I know. I know. It feels easier to focus on the shiny, well-funded, “textbook” expansion accounts. They show up to calls. They read your emails. They know what they want.
But not every customer is that obvious. And honestly, thank goodness, because the obvious ones are only half the fun.
The real magic lives in the customers you are convinced are “not a growth fit.”
The Forecasting Blind Spot
When I talk with CS leaders about building their expansion forecasts, I hear the same greatest hits:
“We already ruled out the small accounts.”
“That customer is too risky.”
“Timing is not right.”
I swear, if I had a dollar for every time I heard one of these, I could fund my own onboarding team for a year.
And look, prioritization is important. Absolutely. You cannot chase every account with the same intensity. But there is a big difference between prioritizing and assuming.
Assuming is where good revenue plans go to die.
The Plot Twists You Never See Coming
Let me tell you. Some of the best growth stories in my career have come from customers who looked like total long shots on paper.
I am talking about the “oh, that account? Yeah, probably not” crowd.
Here are a few of my favorites:
The resource-strapped customer who shocked everyone by purchasing services because they needed help and they needed it yesterday.
The tiny account that got acquired and suddenly opened a huge door with the parent company.
The low-usage customer who turned into a multi-product hype machine once we fixed the real problem.

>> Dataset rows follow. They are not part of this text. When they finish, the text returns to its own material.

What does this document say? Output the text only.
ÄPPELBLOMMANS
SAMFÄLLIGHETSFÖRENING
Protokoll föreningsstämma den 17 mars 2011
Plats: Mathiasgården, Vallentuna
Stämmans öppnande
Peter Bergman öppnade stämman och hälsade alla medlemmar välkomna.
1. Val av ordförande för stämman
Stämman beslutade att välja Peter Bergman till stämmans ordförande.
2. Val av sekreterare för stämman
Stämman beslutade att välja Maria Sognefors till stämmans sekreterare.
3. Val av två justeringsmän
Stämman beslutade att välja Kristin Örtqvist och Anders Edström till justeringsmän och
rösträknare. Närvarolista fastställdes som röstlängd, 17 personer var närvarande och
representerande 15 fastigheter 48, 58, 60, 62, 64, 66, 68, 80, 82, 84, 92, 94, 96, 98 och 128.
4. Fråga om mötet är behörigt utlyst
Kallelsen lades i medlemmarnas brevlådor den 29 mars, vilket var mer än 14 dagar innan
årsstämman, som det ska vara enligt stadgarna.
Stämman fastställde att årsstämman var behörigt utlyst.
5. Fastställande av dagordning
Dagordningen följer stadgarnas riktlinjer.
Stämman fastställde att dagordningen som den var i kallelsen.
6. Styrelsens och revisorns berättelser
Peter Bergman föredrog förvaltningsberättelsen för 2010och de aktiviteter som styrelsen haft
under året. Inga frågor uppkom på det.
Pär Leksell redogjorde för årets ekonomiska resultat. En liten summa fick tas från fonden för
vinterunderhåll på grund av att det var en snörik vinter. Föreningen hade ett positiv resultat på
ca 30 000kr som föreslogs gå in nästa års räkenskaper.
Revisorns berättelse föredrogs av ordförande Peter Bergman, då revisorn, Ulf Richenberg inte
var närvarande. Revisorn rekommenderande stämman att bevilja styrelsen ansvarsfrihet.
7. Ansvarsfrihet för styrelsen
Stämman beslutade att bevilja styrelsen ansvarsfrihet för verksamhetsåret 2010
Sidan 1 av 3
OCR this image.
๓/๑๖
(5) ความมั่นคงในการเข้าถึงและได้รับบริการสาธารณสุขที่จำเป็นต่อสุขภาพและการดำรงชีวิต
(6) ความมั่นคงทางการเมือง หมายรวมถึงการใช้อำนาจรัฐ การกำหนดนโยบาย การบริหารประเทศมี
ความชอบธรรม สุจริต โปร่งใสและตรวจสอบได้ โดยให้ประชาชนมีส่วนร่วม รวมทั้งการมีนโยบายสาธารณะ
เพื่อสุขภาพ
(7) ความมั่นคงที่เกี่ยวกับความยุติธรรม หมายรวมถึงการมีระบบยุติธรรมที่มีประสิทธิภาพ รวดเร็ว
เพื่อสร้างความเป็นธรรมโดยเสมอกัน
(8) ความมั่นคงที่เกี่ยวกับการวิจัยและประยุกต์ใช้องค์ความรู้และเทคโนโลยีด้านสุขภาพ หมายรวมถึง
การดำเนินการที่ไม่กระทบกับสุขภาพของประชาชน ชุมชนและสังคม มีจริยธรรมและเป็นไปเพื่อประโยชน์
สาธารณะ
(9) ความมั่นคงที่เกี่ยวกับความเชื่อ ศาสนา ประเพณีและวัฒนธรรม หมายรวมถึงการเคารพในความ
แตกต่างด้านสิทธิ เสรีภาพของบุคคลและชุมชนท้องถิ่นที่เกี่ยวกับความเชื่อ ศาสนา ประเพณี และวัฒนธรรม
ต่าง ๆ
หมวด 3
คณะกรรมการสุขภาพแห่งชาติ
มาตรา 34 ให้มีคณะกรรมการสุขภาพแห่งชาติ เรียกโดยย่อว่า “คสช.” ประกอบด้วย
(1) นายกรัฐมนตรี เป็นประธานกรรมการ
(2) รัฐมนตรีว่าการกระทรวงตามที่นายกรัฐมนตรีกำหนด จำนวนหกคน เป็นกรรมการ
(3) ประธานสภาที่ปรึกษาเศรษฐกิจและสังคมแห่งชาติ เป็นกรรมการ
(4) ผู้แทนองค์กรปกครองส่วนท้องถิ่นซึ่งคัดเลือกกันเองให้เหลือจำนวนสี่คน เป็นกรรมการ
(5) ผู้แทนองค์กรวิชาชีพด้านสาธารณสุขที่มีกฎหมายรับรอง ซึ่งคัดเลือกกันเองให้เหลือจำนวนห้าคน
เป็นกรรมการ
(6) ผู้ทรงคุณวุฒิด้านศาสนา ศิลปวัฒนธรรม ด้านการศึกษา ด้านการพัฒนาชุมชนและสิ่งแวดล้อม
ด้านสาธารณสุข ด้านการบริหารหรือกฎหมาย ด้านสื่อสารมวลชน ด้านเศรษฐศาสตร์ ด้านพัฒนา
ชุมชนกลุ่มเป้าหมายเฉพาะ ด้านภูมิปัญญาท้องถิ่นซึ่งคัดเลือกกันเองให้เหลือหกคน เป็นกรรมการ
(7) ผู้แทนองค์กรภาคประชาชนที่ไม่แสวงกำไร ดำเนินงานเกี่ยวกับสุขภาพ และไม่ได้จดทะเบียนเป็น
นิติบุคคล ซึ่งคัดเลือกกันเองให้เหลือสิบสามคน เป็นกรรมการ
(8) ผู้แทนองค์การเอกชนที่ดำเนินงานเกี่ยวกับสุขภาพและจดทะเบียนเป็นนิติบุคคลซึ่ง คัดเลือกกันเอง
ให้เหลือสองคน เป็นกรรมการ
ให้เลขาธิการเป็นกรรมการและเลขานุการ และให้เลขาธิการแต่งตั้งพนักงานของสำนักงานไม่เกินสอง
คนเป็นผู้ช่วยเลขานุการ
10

The executive turnover that went from “oh no” to “oh wow” and reset the partnership in the best way.
The budget-limited customer who found money they apparently did not have once innovation solved a real problem.
None of these were on the bingo card.
All of them became wins.
And every single one started as a “no.”
Why We Write Customers Off Too Fast
This part is not glamorous, but it is true. We eliminate customers for three reasons:
It feels safer than being wrong.
We let bias sneak in.
It is just easier.
Fear, bias, convenience. The trio that quietly shapes more revenue forecasts than any model in the world.
Before You Rule Them Out, Ask These Questions
A little curiosity goes a long way. Before you decide a customer has zero growth potential, ask yourself:
Have we actually had a conversation with them about their goals?
Do we know what has changed in their business recently?
Are we evaluating them based on this quarter or last year?
Have we asked the hard, strategic questions or just assumed the answers?
The number of times I have seen a “definitely no” turn into “wait, what just happened” is wild.
Curiosity Creates Growth
If there is one thing I want every CS leader and team to remember, it is this:
Growth does not always look like growth at first glance.
Sometimes it looks like a small account.
Sometimes it looks like a quiet account.
Sometimes it looks like an account you are pretty sure hates your product.
But when you stay curious, when you talk to your customers, when you check your assumptions at the door, you uncover opportunities you would have missed.
And that is the difference between forecasting and finger-crossing.